The practical solution is a crypto savings product designed with capital preservation as its core objective. A true savings layer would follow a few non-negotiable rules that nudge users toward good outcomes: preserve principal, be fully transparent, reward discipline over speed, and work the same for a $10 balance as for $100,000.
Real-world models already show this can succeed. The UK’s Premium Bonds protect capital while offering prize-based upside; prize-linked savings accounts in the U.S. encourage regular saving without promising high fixed yields. People will engage when they trust the design, understand it, and know their money is safe.

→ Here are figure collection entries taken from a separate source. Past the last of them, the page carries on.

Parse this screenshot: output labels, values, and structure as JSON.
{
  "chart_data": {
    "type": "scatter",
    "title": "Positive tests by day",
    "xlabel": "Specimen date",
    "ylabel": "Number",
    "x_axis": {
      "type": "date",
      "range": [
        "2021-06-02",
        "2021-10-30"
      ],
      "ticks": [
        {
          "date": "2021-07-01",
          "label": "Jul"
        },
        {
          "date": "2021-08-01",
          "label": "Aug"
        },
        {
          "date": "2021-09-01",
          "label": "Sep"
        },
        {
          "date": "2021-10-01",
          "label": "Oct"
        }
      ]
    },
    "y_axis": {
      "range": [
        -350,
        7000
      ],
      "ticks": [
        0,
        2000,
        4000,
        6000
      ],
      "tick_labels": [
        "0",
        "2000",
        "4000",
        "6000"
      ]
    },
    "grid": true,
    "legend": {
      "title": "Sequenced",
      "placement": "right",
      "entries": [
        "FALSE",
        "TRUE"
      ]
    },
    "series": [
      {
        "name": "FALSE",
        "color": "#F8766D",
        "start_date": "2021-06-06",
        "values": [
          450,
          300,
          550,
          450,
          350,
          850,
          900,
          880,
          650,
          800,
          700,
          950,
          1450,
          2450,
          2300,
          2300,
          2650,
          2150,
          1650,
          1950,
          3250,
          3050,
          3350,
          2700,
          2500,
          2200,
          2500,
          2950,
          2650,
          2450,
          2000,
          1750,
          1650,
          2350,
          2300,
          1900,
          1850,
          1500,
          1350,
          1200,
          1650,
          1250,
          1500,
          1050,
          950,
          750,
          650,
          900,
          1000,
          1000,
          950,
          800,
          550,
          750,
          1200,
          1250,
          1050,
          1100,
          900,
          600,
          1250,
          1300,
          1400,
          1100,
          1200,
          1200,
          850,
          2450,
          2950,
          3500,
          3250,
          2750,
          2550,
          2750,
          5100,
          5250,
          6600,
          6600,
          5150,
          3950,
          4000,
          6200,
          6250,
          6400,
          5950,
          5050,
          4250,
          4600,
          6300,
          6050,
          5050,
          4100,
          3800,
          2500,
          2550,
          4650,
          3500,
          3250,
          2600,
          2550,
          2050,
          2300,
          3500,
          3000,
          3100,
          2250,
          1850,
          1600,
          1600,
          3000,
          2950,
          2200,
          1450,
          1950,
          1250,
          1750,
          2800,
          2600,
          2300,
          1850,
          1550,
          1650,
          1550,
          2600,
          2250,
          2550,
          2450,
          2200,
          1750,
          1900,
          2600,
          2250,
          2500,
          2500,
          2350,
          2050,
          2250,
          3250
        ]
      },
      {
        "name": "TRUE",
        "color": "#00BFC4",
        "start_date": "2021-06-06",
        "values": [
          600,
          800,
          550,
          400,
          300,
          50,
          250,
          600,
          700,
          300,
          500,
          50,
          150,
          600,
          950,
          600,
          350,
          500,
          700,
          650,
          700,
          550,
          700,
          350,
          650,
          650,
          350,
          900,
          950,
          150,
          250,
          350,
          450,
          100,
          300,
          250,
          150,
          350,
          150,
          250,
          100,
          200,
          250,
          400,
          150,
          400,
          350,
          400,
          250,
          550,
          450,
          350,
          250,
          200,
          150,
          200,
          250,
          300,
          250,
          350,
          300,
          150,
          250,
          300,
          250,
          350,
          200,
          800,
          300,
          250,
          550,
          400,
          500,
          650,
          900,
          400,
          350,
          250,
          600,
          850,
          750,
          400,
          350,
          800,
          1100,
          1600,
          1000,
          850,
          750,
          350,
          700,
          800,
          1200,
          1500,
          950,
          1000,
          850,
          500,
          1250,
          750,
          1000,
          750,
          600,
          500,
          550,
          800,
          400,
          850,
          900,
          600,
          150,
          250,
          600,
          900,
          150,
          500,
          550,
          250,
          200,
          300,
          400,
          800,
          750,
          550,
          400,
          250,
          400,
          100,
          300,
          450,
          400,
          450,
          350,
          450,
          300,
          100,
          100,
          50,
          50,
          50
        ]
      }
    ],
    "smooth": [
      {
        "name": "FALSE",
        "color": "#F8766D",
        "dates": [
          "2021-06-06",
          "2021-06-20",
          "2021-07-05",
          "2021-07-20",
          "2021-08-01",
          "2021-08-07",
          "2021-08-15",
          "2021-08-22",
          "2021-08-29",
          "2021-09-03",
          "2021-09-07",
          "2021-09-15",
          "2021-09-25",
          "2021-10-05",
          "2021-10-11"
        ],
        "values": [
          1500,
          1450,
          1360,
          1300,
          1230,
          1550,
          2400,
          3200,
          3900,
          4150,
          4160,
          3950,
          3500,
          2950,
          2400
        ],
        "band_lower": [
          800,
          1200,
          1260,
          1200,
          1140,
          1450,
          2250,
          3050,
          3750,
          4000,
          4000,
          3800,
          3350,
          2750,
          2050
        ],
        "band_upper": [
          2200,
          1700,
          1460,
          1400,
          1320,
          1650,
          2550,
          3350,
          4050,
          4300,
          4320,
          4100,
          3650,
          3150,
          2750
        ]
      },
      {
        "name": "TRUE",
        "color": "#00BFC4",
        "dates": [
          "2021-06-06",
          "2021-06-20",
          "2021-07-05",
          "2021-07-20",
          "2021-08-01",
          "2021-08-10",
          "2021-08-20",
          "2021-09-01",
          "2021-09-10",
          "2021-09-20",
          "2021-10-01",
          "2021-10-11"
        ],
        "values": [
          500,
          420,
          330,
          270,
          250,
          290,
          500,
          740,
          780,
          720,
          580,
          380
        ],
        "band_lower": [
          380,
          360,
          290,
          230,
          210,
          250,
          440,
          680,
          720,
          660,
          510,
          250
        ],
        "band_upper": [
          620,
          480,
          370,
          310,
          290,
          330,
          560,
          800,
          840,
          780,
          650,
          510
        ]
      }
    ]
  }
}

Mechanics must be simple enough to explain in one or two sentences. If users can’t plainly say where rewards come from, the design lacks transparency. Whether returns are sourced from clearly disclosed yield-generating activities or from a chance-based prize model, the system must be honest about trade-offs and limits. Incentives should reward consistency and discipline—not speed, early entry or trading volume—and they must function for the tiniest balances.
Equally important is what the product avoids: destructive default options that steer users toward loss. The goal should be to minimize downside, keep users net positive and encourage long-term engagement. A true savings layer keeps everyday users in the game rather than quietly pushing them out.
If the next cycle does not introduce mechanisms to protect everyday participants, crypto will replay the same arc of hype and painful collapse. The underlying technology need not change; what must change is what the technology is optimized for. Build products to reduce losses, not maximize turnover. The industry faces a clear choice: protect everyday users or keep optimizing for short-term gains. Only the former leads to lasting value.